Kellerbrand in der Südstrasse in Vechelde

Zusammen mit einem Rettungswagen der Rettungswache Vechelde (ASB Peine) wurden die Einsatzkräfte des Feuerwehrschwerpunktes Vechelde Wahle mit dem Stichwort F2 (Feuer 2) und der Bemerkung Brand im oder am Gebäude von der Integrierten Regionalleitstelle Braunschweig/Peine/Wolfenbüttel alarmiert.
 
Da sich das Erstangriffsfahrzeug des Feuerwehrschwerpunktes (HLF 20/16) momentan zur Jahresprüfung in der FTZ Peine befindet, rückten die Einsatzkräfte in geänderter Ausrückefolge mit dem ELW 1, TLF 16/25, DLK 23/12, RW 1 und MTF in die Südstraße in Vechelde aus.
 
Vor Ort wurde folgende Lage vorgefunden:
Aus der Haustür eines Einfamilienhauses drang Brandrauch ins Freie - die Bewohner hatten das Gebäude bereits vor dem Eintreffen der Einsatzkräfte verlassen. Laut einer ersten Information der Bewohner brannte es im Bereich einer Küche im Kellergeschoss des Hauses.
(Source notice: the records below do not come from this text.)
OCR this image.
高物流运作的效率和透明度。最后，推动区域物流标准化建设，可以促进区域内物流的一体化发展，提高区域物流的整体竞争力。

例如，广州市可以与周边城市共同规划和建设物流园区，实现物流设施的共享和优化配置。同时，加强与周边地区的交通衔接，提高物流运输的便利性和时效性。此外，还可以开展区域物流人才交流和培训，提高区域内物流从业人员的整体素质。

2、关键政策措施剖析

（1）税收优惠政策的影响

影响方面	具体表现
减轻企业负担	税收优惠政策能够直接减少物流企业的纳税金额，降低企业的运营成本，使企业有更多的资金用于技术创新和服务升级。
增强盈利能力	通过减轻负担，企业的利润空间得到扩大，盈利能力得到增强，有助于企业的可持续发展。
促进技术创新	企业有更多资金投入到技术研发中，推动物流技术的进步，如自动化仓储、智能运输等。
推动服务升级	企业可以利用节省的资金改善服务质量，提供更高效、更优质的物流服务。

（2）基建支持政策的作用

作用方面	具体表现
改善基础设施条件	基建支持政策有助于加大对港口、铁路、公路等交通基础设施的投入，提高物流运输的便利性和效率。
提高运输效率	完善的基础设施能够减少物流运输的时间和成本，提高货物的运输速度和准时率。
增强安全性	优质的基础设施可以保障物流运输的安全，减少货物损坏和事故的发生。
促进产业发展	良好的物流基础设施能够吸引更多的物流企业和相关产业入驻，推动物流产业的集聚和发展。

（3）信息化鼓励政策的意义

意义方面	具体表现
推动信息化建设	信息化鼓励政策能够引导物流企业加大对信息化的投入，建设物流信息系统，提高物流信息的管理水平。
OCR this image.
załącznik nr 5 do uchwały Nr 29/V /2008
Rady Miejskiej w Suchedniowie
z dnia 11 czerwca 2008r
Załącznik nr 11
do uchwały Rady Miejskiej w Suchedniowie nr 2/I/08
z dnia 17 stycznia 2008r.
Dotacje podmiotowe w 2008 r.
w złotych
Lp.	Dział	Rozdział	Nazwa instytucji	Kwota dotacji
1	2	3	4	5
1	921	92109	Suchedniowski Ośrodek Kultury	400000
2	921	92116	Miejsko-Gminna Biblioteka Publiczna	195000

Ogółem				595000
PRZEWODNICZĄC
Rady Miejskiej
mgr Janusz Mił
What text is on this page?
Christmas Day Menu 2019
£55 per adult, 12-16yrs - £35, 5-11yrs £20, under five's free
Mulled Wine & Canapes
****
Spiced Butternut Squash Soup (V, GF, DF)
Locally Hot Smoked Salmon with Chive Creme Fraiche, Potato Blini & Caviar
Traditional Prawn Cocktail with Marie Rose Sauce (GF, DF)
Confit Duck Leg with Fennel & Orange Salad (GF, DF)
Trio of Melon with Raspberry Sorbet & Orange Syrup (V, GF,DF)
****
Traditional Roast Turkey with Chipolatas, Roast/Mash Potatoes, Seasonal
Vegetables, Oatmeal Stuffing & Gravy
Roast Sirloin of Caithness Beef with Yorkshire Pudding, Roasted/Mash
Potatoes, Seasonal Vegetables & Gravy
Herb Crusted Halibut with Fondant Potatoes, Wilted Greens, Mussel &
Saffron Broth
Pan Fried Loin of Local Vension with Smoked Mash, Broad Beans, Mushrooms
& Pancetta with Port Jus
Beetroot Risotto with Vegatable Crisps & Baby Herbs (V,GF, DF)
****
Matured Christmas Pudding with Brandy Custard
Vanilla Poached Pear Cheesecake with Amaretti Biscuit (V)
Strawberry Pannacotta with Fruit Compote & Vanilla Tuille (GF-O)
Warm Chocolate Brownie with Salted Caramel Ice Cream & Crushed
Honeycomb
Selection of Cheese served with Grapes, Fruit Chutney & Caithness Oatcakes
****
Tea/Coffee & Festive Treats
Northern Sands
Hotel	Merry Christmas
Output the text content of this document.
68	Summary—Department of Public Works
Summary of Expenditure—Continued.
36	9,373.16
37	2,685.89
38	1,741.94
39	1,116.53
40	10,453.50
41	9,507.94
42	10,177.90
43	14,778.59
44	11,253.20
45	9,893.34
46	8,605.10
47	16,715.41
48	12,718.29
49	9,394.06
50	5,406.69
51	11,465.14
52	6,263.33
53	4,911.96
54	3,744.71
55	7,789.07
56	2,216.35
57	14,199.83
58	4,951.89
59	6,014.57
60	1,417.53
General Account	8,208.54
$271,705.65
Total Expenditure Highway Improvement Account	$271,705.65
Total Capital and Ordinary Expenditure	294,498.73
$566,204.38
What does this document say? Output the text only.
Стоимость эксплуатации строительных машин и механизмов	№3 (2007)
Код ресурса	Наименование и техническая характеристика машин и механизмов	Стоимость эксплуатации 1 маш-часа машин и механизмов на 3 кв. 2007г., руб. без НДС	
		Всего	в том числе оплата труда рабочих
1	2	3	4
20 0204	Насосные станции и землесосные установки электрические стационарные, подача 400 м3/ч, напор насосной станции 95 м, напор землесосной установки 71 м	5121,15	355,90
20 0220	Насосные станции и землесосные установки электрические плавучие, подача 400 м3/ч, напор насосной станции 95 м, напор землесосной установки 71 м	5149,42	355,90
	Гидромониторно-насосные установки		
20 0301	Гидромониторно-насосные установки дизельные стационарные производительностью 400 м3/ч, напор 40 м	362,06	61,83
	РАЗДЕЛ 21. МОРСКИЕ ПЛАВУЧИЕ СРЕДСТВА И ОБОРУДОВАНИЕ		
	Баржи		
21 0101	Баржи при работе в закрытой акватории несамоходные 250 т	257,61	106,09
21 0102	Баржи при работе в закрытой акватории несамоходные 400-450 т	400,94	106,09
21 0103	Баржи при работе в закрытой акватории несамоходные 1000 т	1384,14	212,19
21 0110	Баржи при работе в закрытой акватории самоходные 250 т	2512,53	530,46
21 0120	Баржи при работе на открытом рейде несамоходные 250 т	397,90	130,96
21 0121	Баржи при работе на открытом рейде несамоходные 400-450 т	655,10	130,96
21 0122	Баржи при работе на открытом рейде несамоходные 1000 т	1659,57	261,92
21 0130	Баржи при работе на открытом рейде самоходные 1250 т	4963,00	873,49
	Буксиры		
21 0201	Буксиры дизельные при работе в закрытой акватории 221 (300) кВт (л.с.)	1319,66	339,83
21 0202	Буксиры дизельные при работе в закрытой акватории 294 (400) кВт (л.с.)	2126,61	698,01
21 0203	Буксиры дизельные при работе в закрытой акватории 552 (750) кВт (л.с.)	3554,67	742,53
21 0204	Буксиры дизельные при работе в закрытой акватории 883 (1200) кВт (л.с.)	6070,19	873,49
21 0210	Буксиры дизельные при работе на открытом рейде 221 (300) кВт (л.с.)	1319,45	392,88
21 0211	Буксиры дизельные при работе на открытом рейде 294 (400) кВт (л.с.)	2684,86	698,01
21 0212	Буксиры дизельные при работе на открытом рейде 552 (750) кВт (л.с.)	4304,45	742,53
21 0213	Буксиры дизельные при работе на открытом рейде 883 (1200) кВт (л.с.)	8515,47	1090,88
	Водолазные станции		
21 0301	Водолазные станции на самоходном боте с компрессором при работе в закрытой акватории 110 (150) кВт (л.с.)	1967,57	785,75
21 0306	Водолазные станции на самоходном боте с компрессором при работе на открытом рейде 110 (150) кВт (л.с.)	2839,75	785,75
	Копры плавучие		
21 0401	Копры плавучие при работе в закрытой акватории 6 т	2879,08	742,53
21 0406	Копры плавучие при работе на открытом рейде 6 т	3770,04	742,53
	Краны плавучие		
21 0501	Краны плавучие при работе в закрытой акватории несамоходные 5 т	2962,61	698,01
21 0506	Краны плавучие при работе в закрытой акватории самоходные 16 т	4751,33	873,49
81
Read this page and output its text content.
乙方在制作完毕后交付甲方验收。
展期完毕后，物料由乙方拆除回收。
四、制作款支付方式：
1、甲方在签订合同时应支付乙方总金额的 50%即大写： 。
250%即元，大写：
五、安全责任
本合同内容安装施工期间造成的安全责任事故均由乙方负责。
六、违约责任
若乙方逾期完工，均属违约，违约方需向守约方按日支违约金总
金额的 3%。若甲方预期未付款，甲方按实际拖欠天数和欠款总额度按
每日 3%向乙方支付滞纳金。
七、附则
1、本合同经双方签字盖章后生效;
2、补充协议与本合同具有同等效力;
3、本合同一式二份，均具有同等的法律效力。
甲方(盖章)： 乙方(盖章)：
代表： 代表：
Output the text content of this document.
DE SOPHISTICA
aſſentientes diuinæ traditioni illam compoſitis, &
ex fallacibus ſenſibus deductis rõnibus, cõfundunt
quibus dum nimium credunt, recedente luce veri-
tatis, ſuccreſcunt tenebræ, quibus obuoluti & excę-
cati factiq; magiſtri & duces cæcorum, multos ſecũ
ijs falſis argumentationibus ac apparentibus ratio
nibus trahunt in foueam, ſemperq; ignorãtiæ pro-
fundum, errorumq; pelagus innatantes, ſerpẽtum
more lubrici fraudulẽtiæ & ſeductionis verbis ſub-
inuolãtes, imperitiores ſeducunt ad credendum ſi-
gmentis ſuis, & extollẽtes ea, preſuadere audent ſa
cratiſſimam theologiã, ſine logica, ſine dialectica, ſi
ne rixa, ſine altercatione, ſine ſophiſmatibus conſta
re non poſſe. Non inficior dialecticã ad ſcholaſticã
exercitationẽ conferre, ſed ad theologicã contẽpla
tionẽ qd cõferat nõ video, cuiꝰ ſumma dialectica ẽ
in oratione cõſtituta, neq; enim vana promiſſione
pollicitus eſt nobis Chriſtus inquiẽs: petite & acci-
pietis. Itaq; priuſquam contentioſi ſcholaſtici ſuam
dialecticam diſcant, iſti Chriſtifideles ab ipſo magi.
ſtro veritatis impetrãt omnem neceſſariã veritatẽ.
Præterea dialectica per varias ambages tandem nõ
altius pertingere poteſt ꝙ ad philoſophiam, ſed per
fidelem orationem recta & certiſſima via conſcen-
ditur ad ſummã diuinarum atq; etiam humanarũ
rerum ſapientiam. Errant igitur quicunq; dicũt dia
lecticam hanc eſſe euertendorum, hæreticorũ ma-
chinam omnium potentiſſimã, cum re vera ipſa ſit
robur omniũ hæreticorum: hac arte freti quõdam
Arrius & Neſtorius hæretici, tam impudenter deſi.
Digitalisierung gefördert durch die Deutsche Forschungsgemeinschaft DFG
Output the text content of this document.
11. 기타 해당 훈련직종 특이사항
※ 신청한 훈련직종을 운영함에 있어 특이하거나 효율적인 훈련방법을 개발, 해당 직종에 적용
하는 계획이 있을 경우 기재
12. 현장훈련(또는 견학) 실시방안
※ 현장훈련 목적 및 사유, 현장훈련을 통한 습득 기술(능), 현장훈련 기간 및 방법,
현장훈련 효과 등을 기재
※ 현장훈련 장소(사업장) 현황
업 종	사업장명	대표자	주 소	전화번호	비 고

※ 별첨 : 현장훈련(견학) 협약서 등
Weitere Personen waren nicht im Gebäude.
 
Nach einer ersten Lageerkundung wurde sofort der Angriffstrupp des TLF 16/25, der sich bereits standardmäßig auf der Anfahrt mit Atemschutzgeräten ausgerüstet hatte, zur Brandbekämpfung mit einem C-Rohr im Keller eingesetzt. Die Bewohner wurden durch die RTW-Besatzung betreut.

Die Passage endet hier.